Hello All,

For those on the lists who do not know me, I am the primary packaging
manager for bacula linux binaries. I am the primary commit person on the
rpm spec file as well as building *many* release files and managing
contributions from other folks for platforms I don't build directly. I
have also in the past produced Windows binaries and may do so again in
the future. I'm not sure.

I began my involvement with this project on 3/30/2003 with the initial
incarnation of the rpm spec file. I have received feedback in the past
from companies and distributions praising the multi-platform approach we
have taken with that spec file. I think there are very few projects out
there that "out of the box" will build to the number of platforms that
we do. And I spend a lot of effort to keep that up to date and growing
with the help of many contributors on rpm based platforms. Many other
folks do the same for BSD, Debian etc.

bacula has come a long way in that time due to the contributions of
*many* people and still has some way to go in some regards vs.
comparable commercial software. In some ways it excels that very same
commercial software. This is the essence of open source software. It is
a commons that we develop collaboratively, and knowledge and capability
advances in the same way that science in general advances.
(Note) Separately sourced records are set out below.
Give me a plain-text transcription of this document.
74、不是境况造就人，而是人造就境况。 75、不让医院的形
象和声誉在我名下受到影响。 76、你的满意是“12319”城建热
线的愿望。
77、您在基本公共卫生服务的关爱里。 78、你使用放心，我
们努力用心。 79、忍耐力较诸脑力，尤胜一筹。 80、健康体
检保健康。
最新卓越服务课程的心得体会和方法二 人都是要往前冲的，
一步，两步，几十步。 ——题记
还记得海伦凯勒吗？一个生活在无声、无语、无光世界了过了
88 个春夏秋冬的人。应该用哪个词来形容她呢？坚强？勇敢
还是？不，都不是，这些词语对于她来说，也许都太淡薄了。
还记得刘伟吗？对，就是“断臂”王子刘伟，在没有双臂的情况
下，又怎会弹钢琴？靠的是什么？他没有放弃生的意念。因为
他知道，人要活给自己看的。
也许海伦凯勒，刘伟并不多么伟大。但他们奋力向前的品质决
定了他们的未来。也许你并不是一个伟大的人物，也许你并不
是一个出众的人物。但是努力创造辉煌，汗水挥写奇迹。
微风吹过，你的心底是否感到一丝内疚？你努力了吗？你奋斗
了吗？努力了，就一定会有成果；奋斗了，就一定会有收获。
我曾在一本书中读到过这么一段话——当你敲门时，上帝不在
So where does this leave us in the present discussion? I work my primary
job as a Director for USAirways. As such I am involved in many projects
that include software. My position/expertise is in fleet management so I
am involved with a particular commercial software package that I will
not name, but suffice to say that it is business critical and costs the
company a *lot* of money, both in terms of license fees and maintenance
and support fees. A recent proposal to our finance department to
implement a reporting module was in the neighborhood of one quarter
million dollars. You read that right and now ask yourself how useful is
a database driven application where the reporting capability is such a
priced "option."

My point is this. We all do this in an effort to provide a service and
advance the general art. If we are to continue in the long run we need
the support of those who utilize the efforts. If you are a private user
we welcome you at no charge. If you are a commercial enterprise then
please contemplate contributing a portion of what you save by accessing
the commons. Otherwise the golden egg goose will not likely survive.

As bacula moves into the enterprise mainstream there will be more and
more requests for features and support. The way to do this consequent
with the OSS model is that we need to generate an income stream to the
project in some way, thus hire developers to build upon what is
contributed. Kern and the other core developers can not do this alone.
Neither can Linus do it with the kernel. IBM gets this. Others do not.